A desastrosa (e algo vergonhosa) falha de amplificação no final do concerto de Bastille que deixou a banda muda durante a última canção do seu set confirmou que os palcos secundários eram, de facto, o principal ponto de interesse neste terceiro dia de Alive (e os bons concertos de Unknown Mortal Orchestra, PAUS e Phantogram – neste último destaque para a mistura eficaz de géneros e o poderio sexy de Sarah Barthel – vincaram ainda mais isso). Após um pulinho ao palco de comédia onde verificamos que continua a faltar a piada a um dos principais humoristas da nossa praça, tempo de saber se os Libertines justificariam o seu estatuto de cabeça de cartaz. Em termos de público, e a julgar pela reduzida afluência de cabeças, nem por sombras. Musicalmente?
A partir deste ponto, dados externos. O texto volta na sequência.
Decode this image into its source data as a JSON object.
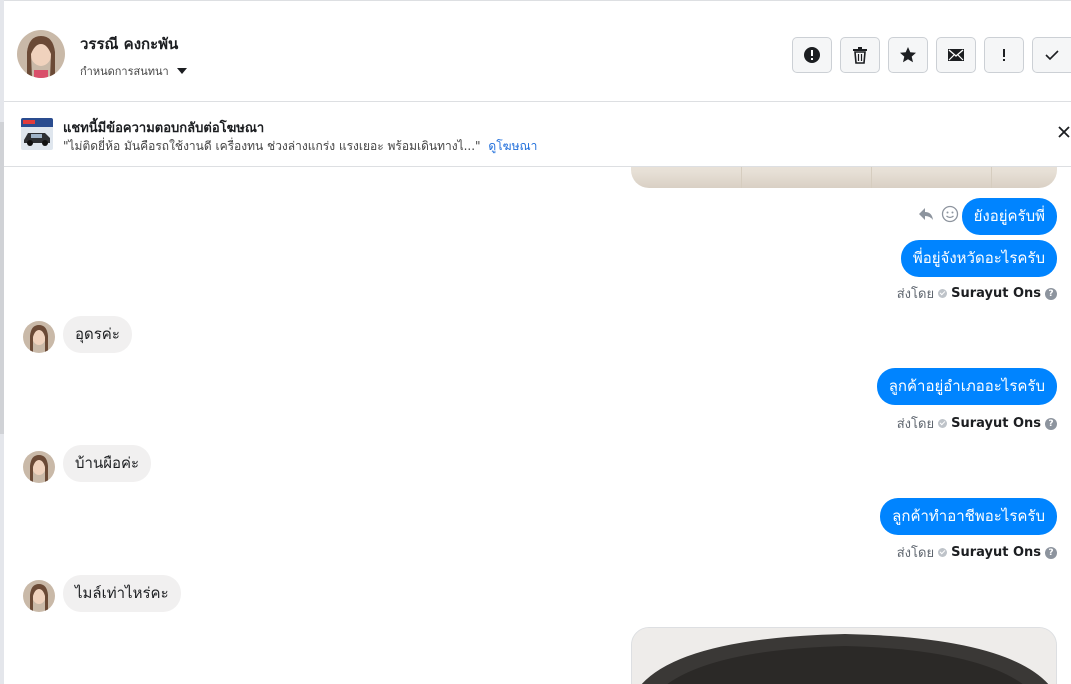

Sim, se acharmos que ainda estamos em 2004. Dois álbuns distantes, a “Can’t Stand Me Now”, um Pete Doherty que está ali quase que por acaso para tocar guitarra e beber uns copos e uma semi-cover janada da “Sittin’ On The Dock of the Bay” é pouco, muito pouco para o palco principal de um dos principais festivais do país. Para quem sempre gostou deles, há-de ter servido. Para quem nunca lhes passou grande crédito, foram muito pouco convincentes.



Cheguei alguns minutos atrasado ao concerto do Chet Faker e de longe já ouvia as palmas que ritmavam as canções. Nada mais simples: Faker, ora sozinho, ora acompanhado por dois outros músicos, cantava sobre e pelo amor. E com amor lhe respondiam, de corações bem ao alto, elevando Chet Faker a um daqueles distintos casos de carinho incondicional que por vezes assistimos em palco portugueses. Num palco Heineken cheio, onde se ouviram as maiores ovações do festival, malhões como “1998, “No Diggity” ou “Cigarettes and Chocolate”, puxaram pelas vozes (principalmente femininas). Ao fundo ainda se ouvia o Pete Doherty mas era inútil: estava aqui encontrado o verdadeiro conquistador da noite. Pode não ter sido a edição mais memorável do Alive em sete anos de existência, mas momentos como este manter-se-ão inesquecíveis. Tudo está bem quando acaba bem e, como nos recordava o pórtico de saída, para o ano há mais. Nós cá estaremos.